Mit solchen Anfeindungen umzugehen, kann schwierig sein. Man müsse sich aktiv dafür entscheiden, positiv zu bleiben und weiter zu kämpfen. «Ich bin kein Katastrophist, ich war immer optimistisch, aber es gab in den letzten Jahren viele Momente, in denen ich sehr besorgt und auch sehr traurig war», gibt sie Bargetzi zu. Auch sie hat mit dem Phänomen der «Klimaangst» zu kämpfen: So nennt sich das Ohnmachtsgefühl, das sich angesichts der möglichen existenzbedrohenden Klimakrise in der Bevölkerung verbreitet. Gegen die Anfeindungen und die Klimaangst half Bargetzi, sich einzusetzen und aktiv zu bleiben: «Aktiv zu sein und etwas zu tun, denke ich, ist insbesondere für die jungen Generationen ein Gegenmittel gegen Depressionen und Ohnmacht. Denn wenn man nichts tut, flüchtet man entweder in den Konsum oder man wird von der Klima-Angst, dieser neuen Diagnose, in ein Burnout getrieben.
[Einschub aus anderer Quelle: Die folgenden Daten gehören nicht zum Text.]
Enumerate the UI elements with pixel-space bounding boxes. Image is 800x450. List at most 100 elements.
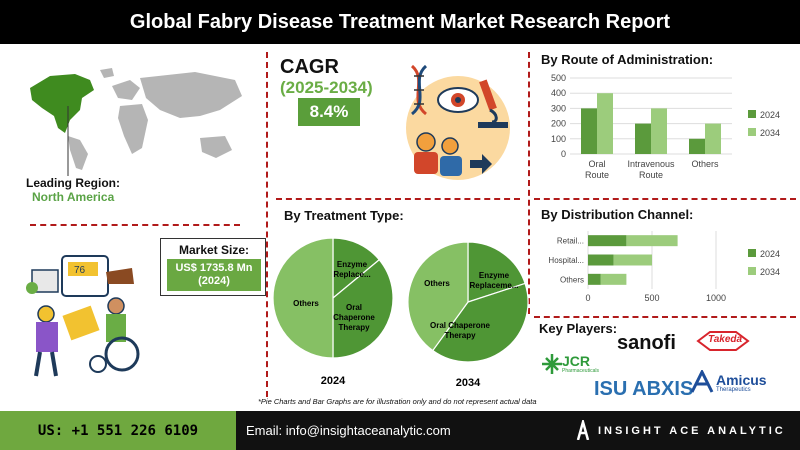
route-bar-1-1	[651, 108, 667, 154]
medical-illustration	[406, 64, 510, 180]
route-y-tick: 100	[551, 134, 566, 144]
route-bar-0-1	[635, 123, 651, 154]
divider-right-2	[534, 316, 796, 318]
dist-bar-0-1	[588, 254, 614, 266]
dist-bar-1-1	[613, 254, 652, 266]
route-x-tick: Route	[639, 170, 663, 180]
amicus-logo-icon	[690, 370, 714, 393]
pie-2024-slices-slice-2	[272, 237, 334, 359]
dist-legend-swatch-0	[748, 249, 756, 257]
pie-2034-slices-slice-2	[407, 241, 469, 352]
dist-x-tick: 500	[644, 293, 659, 303]
eye-icon	[437, 87, 479, 113]
divider-right	[528, 52, 530, 314]
route-bar-0-2	[689, 138, 705, 154]
footer-brand-text: INSIGHT ACE ANALYTIC	[598, 424, 786, 437]
dist-x-tick: 0	[585, 293, 590, 303]
route-bar-0-0	[581, 108, 597, 154]
route-legend-swatch-1	[748, 128, 756, 136]
footer-phone[interactable]: US: +1 551 226 6109	[0, 411, 236, 450]
dist-legend-label-1: 2034	[760, 267, 780, 277]
route-y-tick: 400	[551, 88, 566, 98]
route-legend-label-0: 2024	[760, 110, 780, 120]
dist-bar-0-2	[588, 273, 601, 285]
footer: US: +1 551 226 6109 Email: info@insighta…	[0, 411, 800, 450]
dist-y-tick: Hospital...	[548, 256, 584, 265]
doctor-patient-illustration: 76	[26, 255, 140, 377]
patients-icon	[414, 132, 492, 176]
svg-text:76: 76	[74, 265, 86, 276]
treatment-title: By Treatment Type:	[284, 208, 404, 223]
isu-abxis-logo: ISU ABXIS	[594, 378, 694, 400]
pie-2034-year: 2034	[456, 377, 481, 389]
route-x-tick: Others	[691, 159, 719, 169]
pie-2034	[407, 241, 529, 363]
pie-2024-label-enzyme: Enzyme Replace...	[333, 260, 370, 279]
page-title: Global Fabry Disease Treatment Market Re…	[0, 0, 800, 44]
footer-brand: INSIGHT ACE ANALYTIC	[564, 411, 800, 450]
route-title: By Route of Administration:	[541, 52, 714, 67]
route-y-tick: 0	[561, 149, 566, 159]
cagr-title: CAGR	[280, 56, 339, 78]
sanofi-logo: sanofi	[617, 332, 676, 354]
leading-region-value: North America	[32, 190, 115, 204]
pie-2024-year: 2024	[321, 375, 346, 387]
cagr-value: 8.4%	[298, 98, 360, 126]
distribution-chart: 0 500 1000 Retail... Hospital... Others 2024 20…	[548, 231, 780, 303]
dist-bar-1-0	[626, 235, 678, 247]
dist-bar-0-0	[588, 235, 627, 247]
route-legend-label-1: 2034	[760, 128, 780, 138]
dist-x-tick: 1000	[706, 293, 726, 303]
route-x-tick: Intravenous	[627, 159, 675, 169]
route-x-tick: Route	[585, 170, 609, 180]
footer-email[interactable]: Email: info@insightaceanalytic.com	[236, 411, 564, 450]
route-bar-1-2	[705, 123, 721, 154]
market-size-value: US$ 1735.8 Mn (2024)	[167, 259, 261, 291]
market-size-label: Market Size:	[178, 243, 250, 257]
pie-2024-slices-slice-0	[332, 237, 381, 300]
distribution-title: By Distribution Channel:	[541, 207, 694, 222]
pie-2024	[272, 237, 394, 359]
dna-icon	[410, 64, 428, 116]
divider-center	[276, 198, 520, 200]
pie-2034-label-oral: Oral Chaperone Therapy	[430, 321, 491, 340]
brand-logo-icon	[576, 420, 590, 440]
amicus-logo: Amicus	[716, 372, 767, 388]
jcr-subtitle: Pharmaceuticals	[562, 368, 599, 374]
divider-right-1	[534, 198, 796, 200]
dist-legend-swatch-1	[748, 267, 756, 275]
pie-2024-label-others: Others	[293, 299, 319, 308]
pie-2034-slices-slice-0	[467, 241, 526, 303]
amicus-subtitle: Therapeutics	[716, 387, 751, 393]
pie-2034-label-enzyme: Enzyme Replaceme...	[470, 271, 519, 290]
route-x-tick: Oral	[588, 159, 605, 169]
leading-region-label: Leading Region:	[26, 176, 120, 190]
takeda-logo-icon	[696, 331, 750, 351]
route-y-tick: 300	[551, 103, 566, 113]
route-legend-swatch-0	[748, 110, 756, 118]
pie-2024-slices-slice-1	[332, 258, 394, 359]
route-bar-1-0	[597, 93, 613, 154]
dist-y-tick: Retail...	[557, 237, 584, 246]
disclaimer: *Pie Charts and Bar Graphs are for illus…	[258, 397, 537, 406]
dist-legend-label-0: 2024	[760, 249, 780, 259]
divider-left	[266, 52, 268, 397]
dist-bar-1-2	[600, 273, 627, 285]
pie-2034-slices-slice-1	[431, 282, 529, 363]
jcr-logo: JCR	[562, 353, 591, 369]
key-players-title: Key Players:	[539, 321, 618, 336]
market-size-amount: US$ 1735.8 Mn	[175, 262, 253, 274]
jcr-logo-icon	[542, 354, 562, 374]
market-size-card: Market Size: US$ 1735.8 Mn (2024)	[160, 238, 266, 296]
pie-2034-label-others: Others	[424, 279, 450, 288]
pie-2024-label-oral: Oral Chaperone Therapy	[333, 303, 375, 332]
cagr-years: (2025-2034)	[280, 78, 373, 97]
divider-left-1	[30, 224, 240, 226]
treatment-pies: Enzyme Replace... Oral Chaperone Therapy Ot…	[272, 237, 529, 389]
market-size-year: (2024)	[198, 275, 230, 287]
world-map-icon	[30, 68, 242, 176]
dist-y-tick: Others	[560, 275, 584, 284]
takeda-logo: Takeda	[708, 334, 743, 345]
route-y-tick: 200	[551, 119, 566, 129]
microscope-icon	[478, 79, 508, 128]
Uns stand unsere Lebenserfahrung zur Seite; zu wissen, dass man für bestimmte Dinge durchhalten muss.»
«Ein Sieg für alle Generationen»
Für Bargetzi hat sich der Kampf gelohnt: In einem noch nie dagewesenen Fall hat der EGMR den Klimaseniorinnen Recht gegeben und erklärt, dass die Schweiz nicht genug tut, um ihre Klimaziele zu erreichen. Die Co-Präsidentin Rosmarie Wydler-Wälti erläutert in ihrer Pressemitteilung: «Dieses Urteil ist nicht nur ein Sieg für uns Klimaseniorinnen. Unser Sieg ist ein Sieg für alle Generationen. Die Anwesenheit der Jugendlichen im Gerichtssaal zeigte den Richter*innen das Gesicht der Menschenrechte für die Zukunft». Dieser generationenübergreifende Aspekt wird auch von Bargetzi wahrgenommen: «Im Grunde genommen habe ich immer versucht, nicht diesem wachsenden Konsumismus zu verfallen. Andererseits gehöre ich aber auch zu dieser Generation. Und es ist wahr, dass wir, die Generation der Babyboomer, Ihnen, der nächsten Generation, ein sehr schweres Erbe hinterlassen». Die Klimaeniorinnen planen nun ihre nächsten Schritte. Sie werden das über 200-seitige Dokument des EGMR im Detail analysieren und darauf aufbauend strukturieren, wie sie die Schweiz weiter unter Druck setzen können, um angemessene Massnahmen gegen die Klimakrise zu ergreifen. Und auch wenn der Weg noch lang ist, ist dieser Sieg ein Meilenstein auf dem Weg in eine bessere Zukunft.